Os naturais daquele arquipélago, proclamado independente em 1975 por
Amilcar Cabral, se propõe a realizar este três encontros de
confraternização que, apesar de inovadores, serão promovidos sem a
colaboração directa e indirecta dos ainda líderes associativos.
Dos três organizadores conhecidos, apenas o núcleo dinamizador da
futura Associação de Jovens Cabo-verdianos (AJOCA) tem vindo a mostrar
vontade para congregar os conterrâneos nesse tipo de eventos, sem fugir
de vista, em momento algum, a filosofia trazida até 2005 pelas
associações já consignadas: festejar a independência com alegria e
união.
Apesar do querer e da voluntariedade dos mais de 60 membros até aqui
registados, fica fácil prever que essa organização tenha ainda um longo
caminho a percorrer, até atingir os índices de mobilização dos seus
antecessores (associações), aos quais se exige maior "elasticidade" na
missão de juntar e encorajar os compatriotas.
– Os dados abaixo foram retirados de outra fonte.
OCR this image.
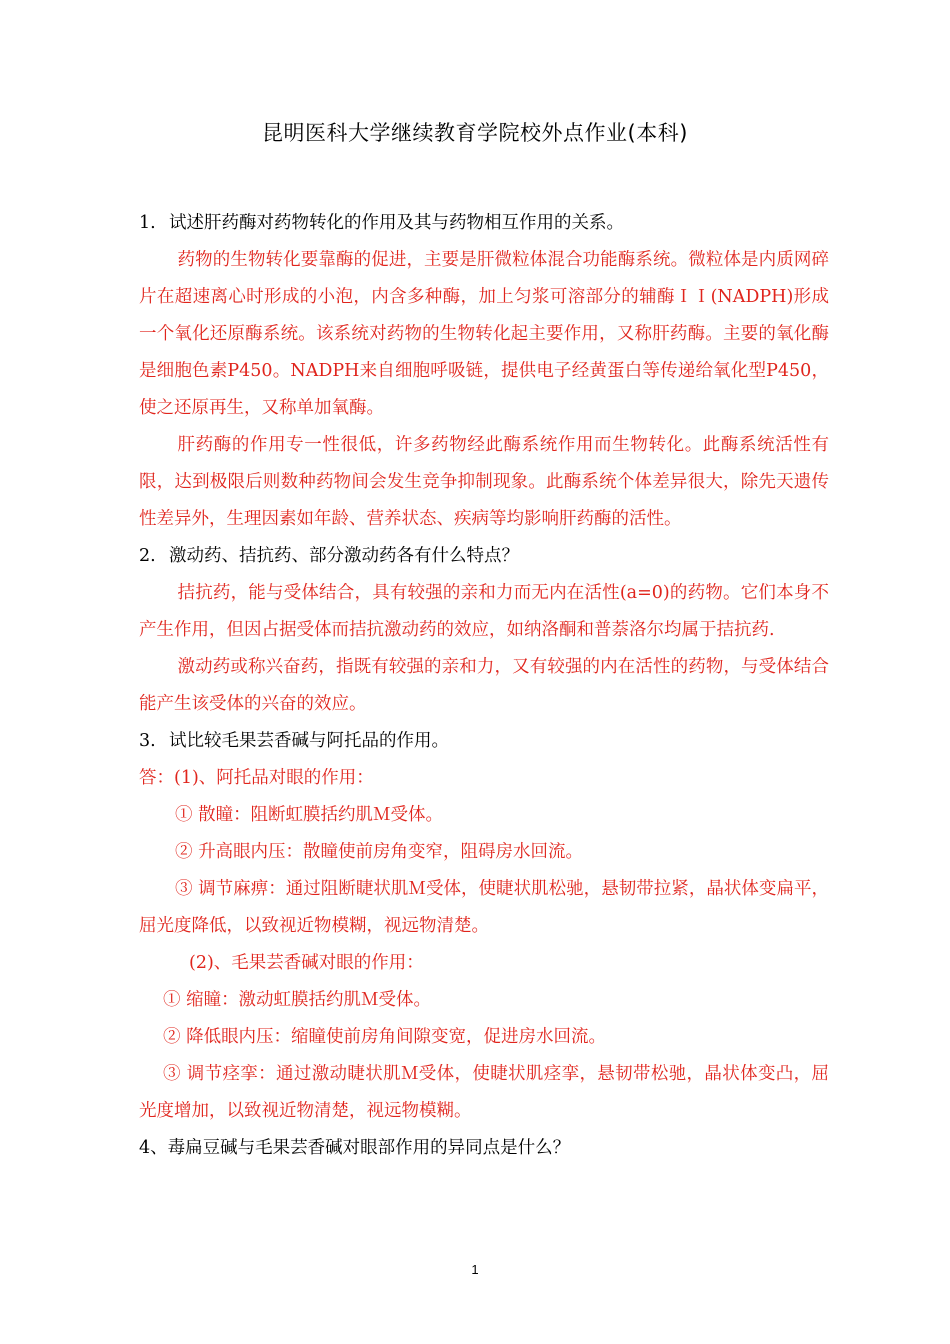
昆明医科大学继续教育学院校外点作业(本科)
1. 试述肝药酶对药物转化的作用及其与药物相互作用的关系。
药物的生物转化要靠酶的促进，主要是肝微粒体混合功能酶系统。微粒体是内质网碎片在超速离心时形成的小泡，内含多种酶，加上匀浆可溶部分的辅酶ＩＩ(NADPH)形成一个氧化还原酶系统。该系统对药物的生物转化起主要作用，又称肝药酶。主要的氧化酶是细胞色素P450。NADPH来自细胞呼吸链，提供电子经黄蛋白等传递给氧化型P450，使之还原再生，又称单加氧酶。
肝药酶的作用专一性很低，许多药物经此酶系统作用而生物转化。此酶系统活性有限，达到极限后则数种药物间会发生竞争抑制现象。此酶系统个体差异很大，除先天遗传性差异外，生理因素如年龄、营养状态、疾病等均影响肝药酶的活性。
2. 激动药、拮抗药、部分激动药各有什么特点？
拮抗药，能与受体结合，具有较强的亲和力而无内在活性(a=0)的药物。它们本身不产生作用，但因占据受体而拮抗激动药的效应，如纳洛酮和普萘洛尔均属于拮抗药.
激动药或称兴奋药，指既有较强的亲和力，又有较强的内在活性的药物，与受体结合能产生该受体的兴奋的效应。
3. 试比较毛果芸香碱与阿托品的作用。
答：(1)、阿托品对眼的作用：
① 散瞳：阻断虹膜括约肌Ｍ受体。
② 升高眼内压：散瞳使前房角变窄，阻碍房水回流。
③ 调节麻痹：通过阻断睫状肌Ｍ受体，使睫状肌松驰，悬韧带拉紧，晶状体变扁平，屈光度降低，以致视近物模糊，视远物清楚。
(2)、毛果芸香碱对眼的作用：
① 缩瞳：激动虹膜括约肌Ｍ受体。
② 降低眼内压：缩瞳使前房角间隙变宽，促进房水回流。
③ 调节痉挛：通过激动睫状肌Ｍ受体，使睫状肌痉挛，悬韧带松驰，晶状体变凸，屈光度增加，以致视近物清楚，视远物模糊。
4、毒扁豆碱与毛果芸香碱对眼部作用的异同点是什么？
1
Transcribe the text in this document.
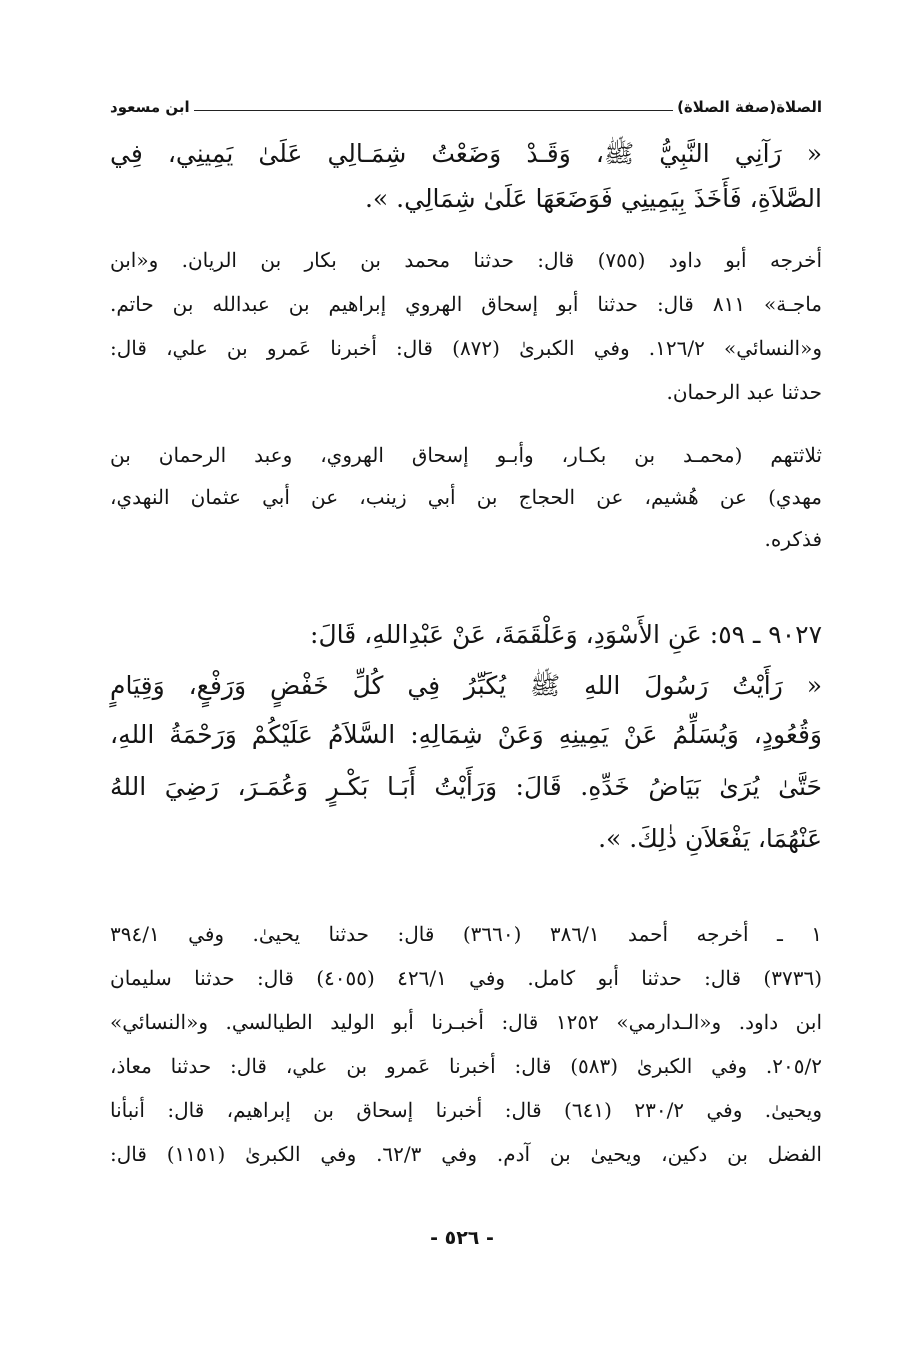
الصلاة(صفة الصلاة)
ابن مسعود
« رَآنِي النَّبِيُّ ﷺ، وَقَـدْ وَضَعْتُ شِمَـالِي عَلَىٰ يَمِينِي، فِي
الصَّلاَةِ، فَأَخَذَ بِيَمِينِي فَوَضَعَهَا عَلَىٰ شِمَالِي. ».
أخرجه أبو داود (٧٥٥) قال: حدثنا محمد بن بكار بن الريان. و«ابن
ماجـة» ٨١١ قال: حدثنا أبو إسحاق الهروي إبراهيم بن عبدالله بن حاتم.
و«النسائي» ١٢٦/٢. وفي الكبرىٰ (٨٧٢) قال: أخبرنا عَمرو بن علي، قال:
حدثنا عبد الرحمان.
ثلاثتهم (محمـد بن بكـار، وأبـو إسحاق الهروي، وعبد الرحمان بن
مهدي) عن هُشيم، عن الحجاج بن أبي زينب، عن أبي عثمان النهدي،
فذكره.
٩٠٢٧ ـ ٥٩: عَنِ الأَسْوَدِ، وَعَلْقَمَةَ، عَنْ عَبْدِاللهِ، قَالَ:
« رَأَيْتُ رَسُولَ اللهِ ﷺ يُكَبِّرُ فِي كُلِّ خَفْضٍ وَرَفْعٍ، وَقِيَامٍ
وَقُعُودٍ، وَيُسَلِّمُ عَنْ يَمِينِهِ وَعَنْ شِمَالِهِ: السَّلاَمُ عَلَيْكُمْ وَرَحْمَةُ اللهِ،
حَتَّىٰ يُرَىٰ بَيَاضُ خَدِّهِ. قَالَ: وَرَأَيْتُ أَبَـا بَكْـرٍ وَعُمَـرَ، رَضِيَ اللهُ
عَنْهُمَا، يَفْعَلاَنِ ذٰلِكَ. ».
١ ـ أخرجه أحمد ٣٨٦/١ (٣٦٦٠) قال: حدثنا يحيىٰ. وفي ٣٩٤/١
(٣٧٣٦) قال: حدثنا أبو كامل. وفي ٤٢٦/١ (٤٠٥٥) قال: حدثنا سليمان
ابن داود. و«الـدارمي» ١٢٥٢ قال: أخبـرنا أبو الوليد الطيالسي. و«النسائي»
٢٠٥/٢. وفي الكبرىٰ (٥٨٣) قال: أخبرنا عَمرو بن علي، قال: حدثنا معاذ،
ويحيىٰ. وفي ٢٣٠/٢ (٦٤١) قال: أخبرنا إسحاق بن إبراهيم، قال: أنبأنا
الفضل بن دكين، ويحيىٰ بن آدم. وفي ٦٢/٣. وفي الكبرىٰ (١١٥١) قال:
- ٥٢٦ -
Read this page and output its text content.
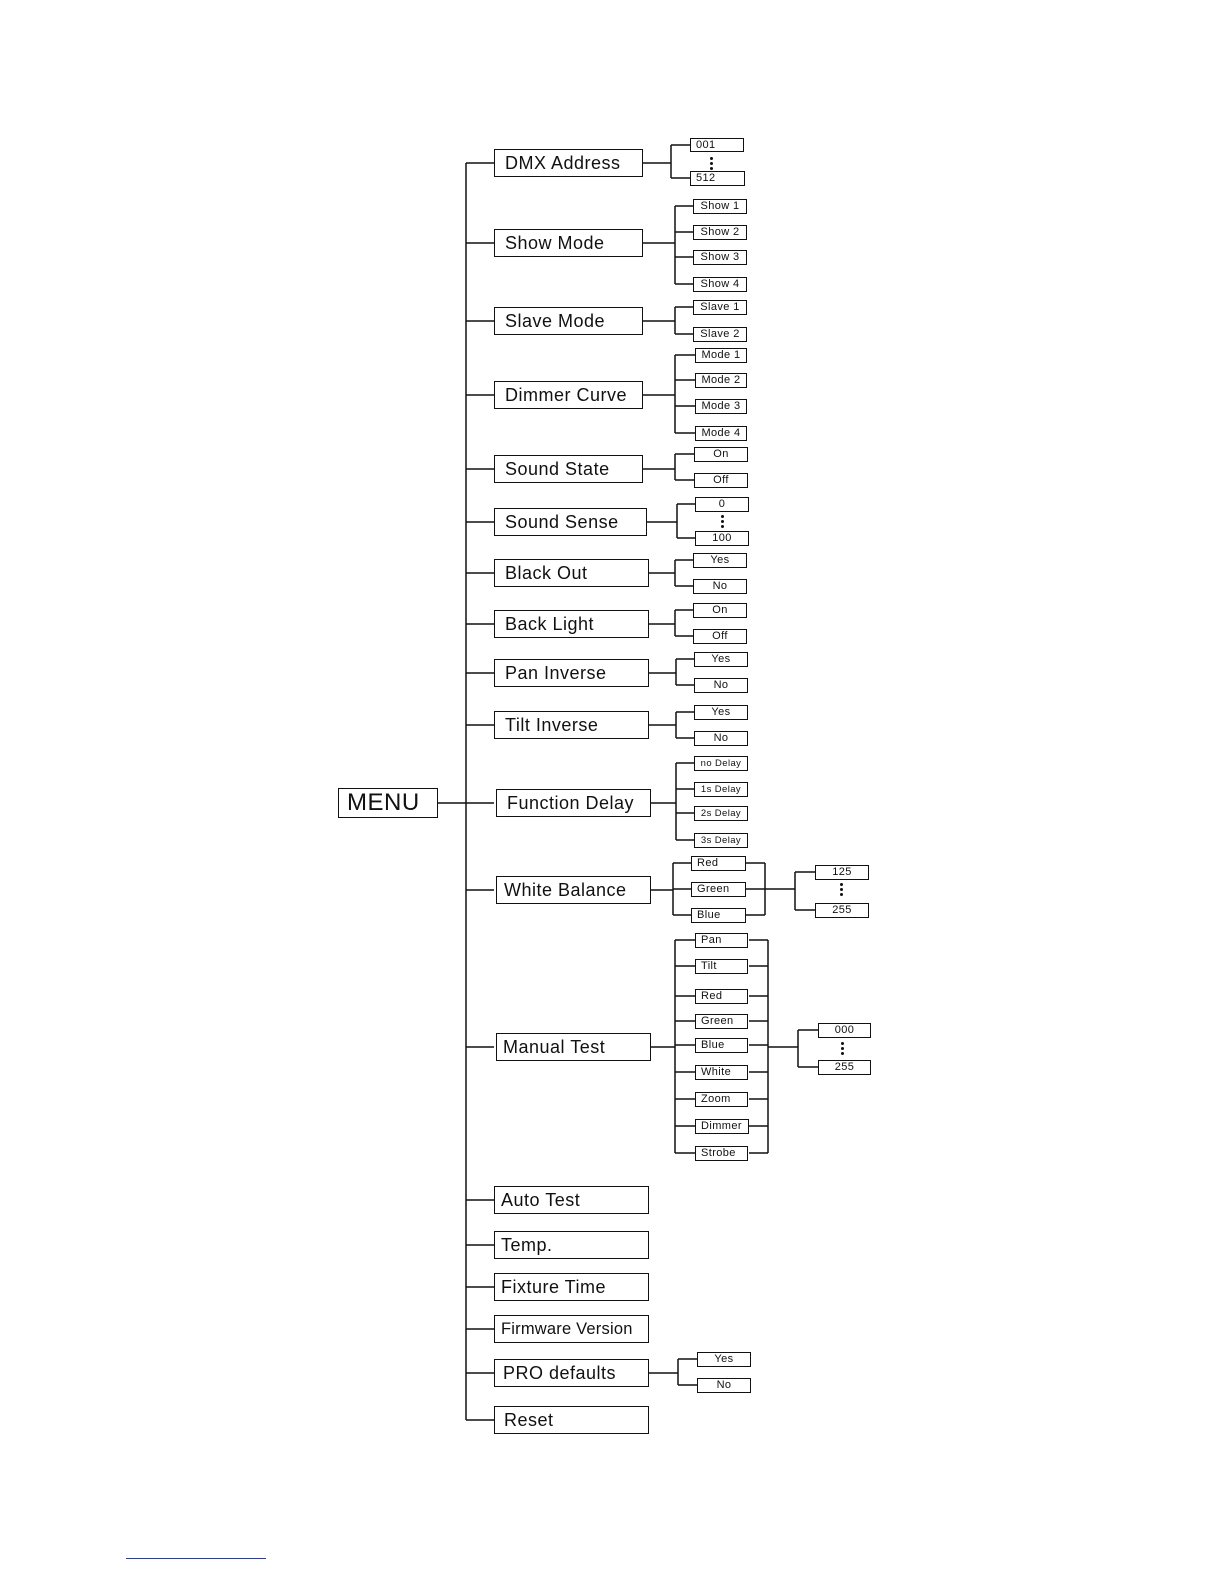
MENU
DMX Address
Show Mode
Slave Mode
Dimmer Curve
Sound State
Sound Sense
Black Out
Back Light
Pan Inverse
Tilt Inverse
Function Delay
White Balance
Manual Test
Auto Test
Temp.
Fixture Time
Firmware Version
PRO defaults
Reset
001
512
Show 1
Show 2
Show 3
Show 4
Slave 1
Slave 2
Mode 1
Mode 2
Mode 3
Mode 4
On
Off
0
100
Yes
No
On
Off
Yes
No
Yes
No
no Delay
1s Delay
2s Delay
3s Delay
Red
Green
Blue
125
255
Pan
Tilt
Red
Green
Blue
White
Zoom
Dimmer
Strobe
000
255
Yes
No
Ainda que inovadora a filosofia de festejar o 05 de Julho sem uma
manifestação centralizada e promovida por pelo menos duas das
associações legalmente inscritas, salta à vista o facto de a Embaixada
Cabo-verdiana depositar o voto de confiança nos novos realizadores de
evento.
O elenco do embaixador de Cabo Verde em Angola, Silvino da Luz, garante
o apoio à AJOCA e a outros que venham a surgir, para juntos tentarem
solucionar os problemas.
Todo esse cenário de preocupação derivou do facto de as duas mais
antigas organizações crioulas no país: a Associação Cabo-verdiana de
Angola (ACA) e a Liga dos Naturais e Amigos de Cabo Verde (Lina-CV)
terem mergulharam num processo de marasmo, que tem originado o massivo
afastamento e (ou) abandono dos seus associados.
Pressionadas a realizar assembleias-gerais de balanço e renovação de
mandatos, há quase três anos, as duas funcionaram até 2005 como exímios
defensores da cultura e filosofia da imigração crioula, mas têm vindo a
assistir impotentes ao crescimento e afirmação da AJOCA, alegadamente
por "falta de tempo dos seus líderes associativos".
Em 2006, a ACA anunciou mudanças de direcção e deu sinais de querer
melhorar os índices de actuação, mas, a par da Lina-CV e do Núcleo de
Mulheres Naturais e Amigas de Cabo-verde, quase nada tem feito de vulto
em prol da unidade dos cabo-verdianos.
Como diz um velho adágio, o tempo é o melhor remédio para duras
abalações, mas a julgar pelo andar da carruagem, vislumbra-se um
cenário preocupante para a comunidade cabo-verdiana e, diga-se, uma
péssima passagem de testemunho da geração intermédia (de 1960-1970) à
voluntariosa juventude das décadas de 80 e 90.
É caso para dizer que "dai à César o que é de César" e à AJOCA o espaço
que ela procura, por forma a se buscarem soluções capazes de relançar e
reagrupar a comunidade crioula num clima de harmonia e paz, seguindo os
ensinamentos patriótico do "Pai da Nação cabo-verdiana", Amílcar
Cabral. A ver vamos!
O país da morna e coladera completa nesta quinta-feira 32 anos desde a
proclamação da sua independência nacional, a 05 de Julho de 1975.